Dat er synergiën zijn en komen, is onvermijdelijk en ook noodzakelijk in de mediasector, die ook een economische sector is. Het is duidelijk dat elk bedrijf dat opportuniteiten ziet, die zal aangrijpen om zich te versterken. De integratie van mediaspelers is een beweging die men in verschillende Europese landen ziet en die ook noodzakelijk is om als lokale mediasector te kunnen blijven concurreren met internationale spelers.
Maar die bewegingen worden uiteraard steeds op hun concurrentie- en mediarechtelijke aspecten opgevolgd door de Belgische en Europese mededingingsautoriteiten enerzijds en de mediaregulatoren – waaronder natuurlijk de VRM – anderzijds. Zij hebben daar hun rol te spelen, zoals wettelijk en decretaal voorzien.

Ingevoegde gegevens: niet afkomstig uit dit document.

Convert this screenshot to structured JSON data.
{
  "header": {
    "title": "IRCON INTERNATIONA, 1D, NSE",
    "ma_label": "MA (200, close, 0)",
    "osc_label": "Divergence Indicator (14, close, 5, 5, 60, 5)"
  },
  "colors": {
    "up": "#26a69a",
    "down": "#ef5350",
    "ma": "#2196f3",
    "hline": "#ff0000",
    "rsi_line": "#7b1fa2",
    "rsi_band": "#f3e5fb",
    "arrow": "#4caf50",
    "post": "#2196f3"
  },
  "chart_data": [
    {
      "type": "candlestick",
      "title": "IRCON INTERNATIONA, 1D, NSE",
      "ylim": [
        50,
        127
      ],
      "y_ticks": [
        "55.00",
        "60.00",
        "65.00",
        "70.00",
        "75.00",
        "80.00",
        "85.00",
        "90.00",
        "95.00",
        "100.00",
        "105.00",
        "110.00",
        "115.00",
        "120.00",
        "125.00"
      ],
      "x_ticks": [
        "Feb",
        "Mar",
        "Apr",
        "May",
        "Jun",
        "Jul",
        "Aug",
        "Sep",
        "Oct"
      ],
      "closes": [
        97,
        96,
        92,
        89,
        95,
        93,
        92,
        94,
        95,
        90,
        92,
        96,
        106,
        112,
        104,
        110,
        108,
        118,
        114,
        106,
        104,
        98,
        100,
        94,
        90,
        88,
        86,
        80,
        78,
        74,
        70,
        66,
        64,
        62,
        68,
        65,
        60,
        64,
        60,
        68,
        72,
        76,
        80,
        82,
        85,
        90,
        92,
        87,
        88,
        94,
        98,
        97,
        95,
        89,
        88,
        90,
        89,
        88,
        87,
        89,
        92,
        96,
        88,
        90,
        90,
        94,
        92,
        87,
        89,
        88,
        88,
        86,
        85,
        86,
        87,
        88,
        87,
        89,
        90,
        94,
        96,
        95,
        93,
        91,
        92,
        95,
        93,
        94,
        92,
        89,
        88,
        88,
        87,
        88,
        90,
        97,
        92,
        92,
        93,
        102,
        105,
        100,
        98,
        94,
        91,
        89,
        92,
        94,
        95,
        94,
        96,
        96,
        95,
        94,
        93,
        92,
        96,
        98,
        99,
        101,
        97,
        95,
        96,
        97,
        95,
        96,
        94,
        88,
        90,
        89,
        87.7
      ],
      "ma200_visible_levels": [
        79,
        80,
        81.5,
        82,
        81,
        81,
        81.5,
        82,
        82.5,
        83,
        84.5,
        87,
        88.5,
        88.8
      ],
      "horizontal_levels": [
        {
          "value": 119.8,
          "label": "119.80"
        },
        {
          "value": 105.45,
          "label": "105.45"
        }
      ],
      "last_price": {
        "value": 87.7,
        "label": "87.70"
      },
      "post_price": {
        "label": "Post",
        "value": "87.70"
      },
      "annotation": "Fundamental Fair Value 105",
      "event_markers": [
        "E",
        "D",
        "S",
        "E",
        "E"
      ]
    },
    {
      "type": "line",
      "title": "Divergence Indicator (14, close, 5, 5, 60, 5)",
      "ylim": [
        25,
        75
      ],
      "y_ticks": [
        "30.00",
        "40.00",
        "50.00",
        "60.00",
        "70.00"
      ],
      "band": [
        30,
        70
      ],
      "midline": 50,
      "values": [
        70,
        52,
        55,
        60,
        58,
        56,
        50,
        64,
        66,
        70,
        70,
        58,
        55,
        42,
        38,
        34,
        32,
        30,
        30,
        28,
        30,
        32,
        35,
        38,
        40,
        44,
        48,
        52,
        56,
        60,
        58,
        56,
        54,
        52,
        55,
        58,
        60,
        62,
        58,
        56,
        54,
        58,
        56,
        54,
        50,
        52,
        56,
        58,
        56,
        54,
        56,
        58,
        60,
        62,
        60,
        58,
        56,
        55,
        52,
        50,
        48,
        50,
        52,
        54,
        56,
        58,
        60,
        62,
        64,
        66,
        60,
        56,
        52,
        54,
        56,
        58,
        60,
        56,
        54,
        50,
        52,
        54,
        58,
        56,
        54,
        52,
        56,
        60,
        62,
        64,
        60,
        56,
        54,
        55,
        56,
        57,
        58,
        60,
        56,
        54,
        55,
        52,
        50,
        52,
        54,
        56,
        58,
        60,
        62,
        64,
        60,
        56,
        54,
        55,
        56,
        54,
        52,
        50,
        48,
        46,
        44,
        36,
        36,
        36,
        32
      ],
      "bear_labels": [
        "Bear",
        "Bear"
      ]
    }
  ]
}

De VRM heeft me laten weten dat uit een eerste analyse van mogelijke effecten van deze overname op vier segmenten van de waardeketen, namelijk de productiehuizen, de omroepen, de distributeurs en de advertentiemarkt, gebleken is dat die impact beperkt zal zijn.
U hebt verwezen naar zogenaamde ‘Chinese walls’. Ik herinner op dat vlak aan mijn antwoord in de commissievergadering van 11 februari jongstleden. Noch de Europese Commissie, noch de Belgische Mededingingsautoriteit heeft in het verleden zogenaamde ‘Chinese walls’ opgelegd tussen telecomoperatoren en mediabedrijven. Zij zijn van mening dat dit niet nodig is om de concurrentie correct te laten spelen. Ook de VRM liet mij weten dat in dit specifieke geval het opleggen van ‘Chinese walls’ niet opportuun is. Ik ben zelf ook niet van plan om hierin tussen te komen of decretaal in te grijpen.
Het kunnen laten overleven van een gezonde lokale mediasector is onze prioriteit, dat weet u. Samenwerking tussen lokale spelers is een deel van de oplossing. Dat is ook het uitgangspunt – dat weet u – van ons regeerakkoord en de beleidsnota Media. Het is natuurlijk goed om te zien wanneer dat ook in de praktijk toepassing vindt. We hebben het volste vertrouwen in de deskundigheid en ervaring van de verschillende regulatoren die toezien op de wettelijke en decretale voorschriften.
Mevrouw Segers heeft het woord.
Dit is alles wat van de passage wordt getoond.